I will lift up mine eyes unto the hills, from whence cometh my help.
The quotation comes from Psalm 121, which came into my mind this morning, mostly in the form of the John Rutter anthem. Why today? I don’t know.
I did a complete set today of tai chi and my related work. This means two qi gong forms, twenty push-ups, and eight iterations of the tai chi form.
If I think of that as a whole, a unity, I can note that at one-eighth of the form iterations, I feel a sense of “you could be done now.” At three-eighths, the sense becomes, “one more and you could be done.” At five-eighths, I think, “might as well finish by doing three more.” This means that part of me is shifting from the old model, in which one iteration of he form is enough— to the new model in which one day’s work is a half-hour to forty-five minutes of exercise. Yet I’m not there, quite. I’m getting there but not there yet.
The quality of practice has improved.

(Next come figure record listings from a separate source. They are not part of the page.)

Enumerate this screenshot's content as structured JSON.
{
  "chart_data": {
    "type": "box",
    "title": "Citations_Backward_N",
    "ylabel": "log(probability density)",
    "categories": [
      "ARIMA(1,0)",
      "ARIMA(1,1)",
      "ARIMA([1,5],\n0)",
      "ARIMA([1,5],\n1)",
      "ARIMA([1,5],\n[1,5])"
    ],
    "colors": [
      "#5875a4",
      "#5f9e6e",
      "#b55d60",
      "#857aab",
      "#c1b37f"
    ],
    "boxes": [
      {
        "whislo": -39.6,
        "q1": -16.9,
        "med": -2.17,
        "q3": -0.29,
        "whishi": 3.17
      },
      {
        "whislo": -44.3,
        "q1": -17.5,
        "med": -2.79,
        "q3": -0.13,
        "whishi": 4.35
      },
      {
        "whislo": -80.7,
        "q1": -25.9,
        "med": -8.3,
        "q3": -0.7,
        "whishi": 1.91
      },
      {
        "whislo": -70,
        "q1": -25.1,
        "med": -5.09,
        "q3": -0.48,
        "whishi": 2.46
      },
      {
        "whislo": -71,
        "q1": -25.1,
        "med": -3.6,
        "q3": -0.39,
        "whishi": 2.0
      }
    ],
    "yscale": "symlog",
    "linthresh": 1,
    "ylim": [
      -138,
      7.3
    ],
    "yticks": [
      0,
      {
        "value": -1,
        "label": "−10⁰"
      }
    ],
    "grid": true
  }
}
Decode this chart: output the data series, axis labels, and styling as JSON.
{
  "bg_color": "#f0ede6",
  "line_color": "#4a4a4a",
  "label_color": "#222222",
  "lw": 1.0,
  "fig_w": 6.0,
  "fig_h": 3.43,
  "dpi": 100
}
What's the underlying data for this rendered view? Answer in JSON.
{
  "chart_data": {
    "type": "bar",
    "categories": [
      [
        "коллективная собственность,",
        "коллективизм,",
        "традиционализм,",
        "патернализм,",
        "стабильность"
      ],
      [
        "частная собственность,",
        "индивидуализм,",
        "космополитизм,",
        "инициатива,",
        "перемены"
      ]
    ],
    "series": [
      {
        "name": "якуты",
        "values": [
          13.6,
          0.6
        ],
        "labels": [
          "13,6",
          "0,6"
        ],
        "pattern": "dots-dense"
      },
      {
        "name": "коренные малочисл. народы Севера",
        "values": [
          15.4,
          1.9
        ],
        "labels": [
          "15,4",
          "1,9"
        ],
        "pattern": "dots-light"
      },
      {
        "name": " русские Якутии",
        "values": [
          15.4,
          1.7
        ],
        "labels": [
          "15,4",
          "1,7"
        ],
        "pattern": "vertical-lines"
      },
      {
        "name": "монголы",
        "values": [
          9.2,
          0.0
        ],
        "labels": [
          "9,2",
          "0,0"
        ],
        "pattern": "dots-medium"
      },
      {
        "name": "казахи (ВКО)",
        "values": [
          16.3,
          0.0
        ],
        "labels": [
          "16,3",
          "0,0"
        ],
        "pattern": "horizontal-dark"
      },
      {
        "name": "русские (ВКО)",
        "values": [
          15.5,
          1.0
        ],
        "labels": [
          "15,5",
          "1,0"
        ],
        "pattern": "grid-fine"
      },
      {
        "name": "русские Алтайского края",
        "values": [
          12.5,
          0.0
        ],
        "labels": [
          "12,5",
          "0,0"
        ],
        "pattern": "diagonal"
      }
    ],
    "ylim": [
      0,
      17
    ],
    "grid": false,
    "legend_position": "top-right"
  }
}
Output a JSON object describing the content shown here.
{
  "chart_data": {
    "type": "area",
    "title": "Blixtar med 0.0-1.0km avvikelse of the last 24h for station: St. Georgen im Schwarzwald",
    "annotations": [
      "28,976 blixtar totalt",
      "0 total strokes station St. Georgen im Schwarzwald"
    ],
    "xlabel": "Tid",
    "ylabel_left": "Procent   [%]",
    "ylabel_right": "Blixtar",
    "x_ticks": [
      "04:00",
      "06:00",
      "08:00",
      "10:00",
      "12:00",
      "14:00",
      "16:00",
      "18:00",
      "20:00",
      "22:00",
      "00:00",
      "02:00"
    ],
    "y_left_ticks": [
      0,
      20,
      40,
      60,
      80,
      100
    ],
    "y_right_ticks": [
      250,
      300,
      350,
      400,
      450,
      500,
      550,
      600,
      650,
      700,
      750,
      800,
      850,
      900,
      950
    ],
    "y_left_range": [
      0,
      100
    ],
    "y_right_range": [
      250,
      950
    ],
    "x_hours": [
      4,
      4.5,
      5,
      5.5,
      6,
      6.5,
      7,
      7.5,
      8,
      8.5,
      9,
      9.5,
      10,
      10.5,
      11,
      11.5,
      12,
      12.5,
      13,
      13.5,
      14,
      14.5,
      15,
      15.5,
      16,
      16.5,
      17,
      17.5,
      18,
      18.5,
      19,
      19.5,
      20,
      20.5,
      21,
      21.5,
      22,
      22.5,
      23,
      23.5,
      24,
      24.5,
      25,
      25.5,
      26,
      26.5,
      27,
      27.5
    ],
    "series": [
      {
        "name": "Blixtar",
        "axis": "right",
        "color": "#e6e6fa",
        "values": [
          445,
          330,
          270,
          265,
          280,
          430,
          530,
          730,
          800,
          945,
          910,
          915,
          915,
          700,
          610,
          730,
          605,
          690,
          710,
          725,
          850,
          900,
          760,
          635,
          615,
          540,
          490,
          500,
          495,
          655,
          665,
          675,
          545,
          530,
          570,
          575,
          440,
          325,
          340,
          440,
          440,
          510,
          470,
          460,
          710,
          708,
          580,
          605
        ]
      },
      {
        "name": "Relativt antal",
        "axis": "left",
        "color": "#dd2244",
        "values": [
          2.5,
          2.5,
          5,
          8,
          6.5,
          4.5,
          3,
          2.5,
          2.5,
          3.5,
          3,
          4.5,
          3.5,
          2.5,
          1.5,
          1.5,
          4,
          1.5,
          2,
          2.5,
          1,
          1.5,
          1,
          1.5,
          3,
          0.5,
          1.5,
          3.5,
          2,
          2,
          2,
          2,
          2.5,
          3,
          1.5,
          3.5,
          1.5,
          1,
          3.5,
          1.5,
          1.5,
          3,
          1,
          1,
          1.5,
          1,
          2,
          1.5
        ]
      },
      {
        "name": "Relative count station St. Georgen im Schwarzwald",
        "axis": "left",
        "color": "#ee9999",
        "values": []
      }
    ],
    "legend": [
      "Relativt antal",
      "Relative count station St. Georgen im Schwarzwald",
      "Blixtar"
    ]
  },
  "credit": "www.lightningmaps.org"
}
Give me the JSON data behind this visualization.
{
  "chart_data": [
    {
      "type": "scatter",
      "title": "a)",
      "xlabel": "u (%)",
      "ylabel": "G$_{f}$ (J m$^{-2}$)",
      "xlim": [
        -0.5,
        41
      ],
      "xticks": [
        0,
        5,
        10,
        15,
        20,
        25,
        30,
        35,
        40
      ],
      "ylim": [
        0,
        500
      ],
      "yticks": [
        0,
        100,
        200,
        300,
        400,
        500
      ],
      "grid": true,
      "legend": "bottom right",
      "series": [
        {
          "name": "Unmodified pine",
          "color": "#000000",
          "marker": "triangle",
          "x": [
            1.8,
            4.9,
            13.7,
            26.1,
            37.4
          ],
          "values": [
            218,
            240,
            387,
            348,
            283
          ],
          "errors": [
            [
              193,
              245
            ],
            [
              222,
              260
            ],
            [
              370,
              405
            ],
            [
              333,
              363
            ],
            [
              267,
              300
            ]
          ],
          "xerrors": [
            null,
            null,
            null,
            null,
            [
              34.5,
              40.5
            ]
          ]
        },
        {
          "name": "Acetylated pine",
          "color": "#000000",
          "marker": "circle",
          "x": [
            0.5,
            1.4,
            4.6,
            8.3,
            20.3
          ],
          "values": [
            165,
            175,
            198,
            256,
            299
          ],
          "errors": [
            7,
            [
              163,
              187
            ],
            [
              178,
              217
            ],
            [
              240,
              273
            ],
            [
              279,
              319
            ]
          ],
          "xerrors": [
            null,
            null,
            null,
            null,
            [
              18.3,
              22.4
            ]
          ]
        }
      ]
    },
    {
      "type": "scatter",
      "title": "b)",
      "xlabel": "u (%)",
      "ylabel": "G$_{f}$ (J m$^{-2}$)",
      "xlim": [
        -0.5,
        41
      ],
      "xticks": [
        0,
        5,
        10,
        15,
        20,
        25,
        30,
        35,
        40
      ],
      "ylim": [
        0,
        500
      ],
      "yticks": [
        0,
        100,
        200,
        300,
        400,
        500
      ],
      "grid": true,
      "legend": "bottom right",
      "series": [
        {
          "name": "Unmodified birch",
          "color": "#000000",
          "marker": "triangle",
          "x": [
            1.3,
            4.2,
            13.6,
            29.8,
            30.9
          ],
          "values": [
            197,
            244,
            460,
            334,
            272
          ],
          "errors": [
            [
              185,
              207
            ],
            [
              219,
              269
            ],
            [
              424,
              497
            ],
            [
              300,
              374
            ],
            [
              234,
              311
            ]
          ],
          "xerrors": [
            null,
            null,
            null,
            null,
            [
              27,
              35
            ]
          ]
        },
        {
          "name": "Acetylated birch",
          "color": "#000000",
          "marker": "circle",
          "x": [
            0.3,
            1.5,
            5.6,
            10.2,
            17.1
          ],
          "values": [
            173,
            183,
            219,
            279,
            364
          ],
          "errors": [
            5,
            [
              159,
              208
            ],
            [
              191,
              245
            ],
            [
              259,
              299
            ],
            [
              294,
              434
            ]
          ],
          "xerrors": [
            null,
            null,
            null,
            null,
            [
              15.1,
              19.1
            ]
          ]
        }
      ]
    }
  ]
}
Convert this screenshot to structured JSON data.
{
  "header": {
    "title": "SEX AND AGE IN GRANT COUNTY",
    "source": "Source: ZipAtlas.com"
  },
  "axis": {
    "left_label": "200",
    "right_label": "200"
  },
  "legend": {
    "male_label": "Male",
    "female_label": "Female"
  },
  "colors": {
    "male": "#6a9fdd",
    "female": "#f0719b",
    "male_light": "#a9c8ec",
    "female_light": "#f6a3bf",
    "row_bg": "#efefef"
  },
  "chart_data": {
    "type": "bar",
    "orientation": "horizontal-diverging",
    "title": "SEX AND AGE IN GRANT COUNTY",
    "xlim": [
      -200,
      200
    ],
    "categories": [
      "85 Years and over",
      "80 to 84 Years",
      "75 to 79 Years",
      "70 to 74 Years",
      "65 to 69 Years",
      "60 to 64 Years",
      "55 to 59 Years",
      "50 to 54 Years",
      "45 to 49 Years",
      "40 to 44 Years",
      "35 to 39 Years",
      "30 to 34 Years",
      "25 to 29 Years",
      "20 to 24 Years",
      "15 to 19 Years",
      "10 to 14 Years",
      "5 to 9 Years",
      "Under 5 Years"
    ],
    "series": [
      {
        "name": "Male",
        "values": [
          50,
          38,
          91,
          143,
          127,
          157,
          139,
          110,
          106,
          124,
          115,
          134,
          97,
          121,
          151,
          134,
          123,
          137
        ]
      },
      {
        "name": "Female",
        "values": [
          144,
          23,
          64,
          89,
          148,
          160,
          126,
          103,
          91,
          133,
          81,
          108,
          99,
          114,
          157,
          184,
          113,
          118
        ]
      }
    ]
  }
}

Even when I was doing tai chi with my friend Nick at my festival-retreat last weekend, I was doing it half-hacked. Sloppy and quick. Sorry Nick: you didn’t get the best from me. I felt bad about that.
But, at the same time, I’m noticing that no matter how sloppy my first tai chi form is, by the sixth or seventh iteration, my movements are characterized by all eight of the desired qualities: good breath, slowness, footwork, outward strength, inward strength, splitting, upward, downward. All of the work is being suffused with the power and strength that I’m trying to achieve.
It’s starting to be noticed, too. My friends on retreat with me noticed it— they were genuinely surprised to find that I hadn’t lost weight. But more of it is muscle and sinew and bone than fat. Denser. Stronger. I’m liking this. I look forward to th day when my body is wholly on board with the program my brain has decided on.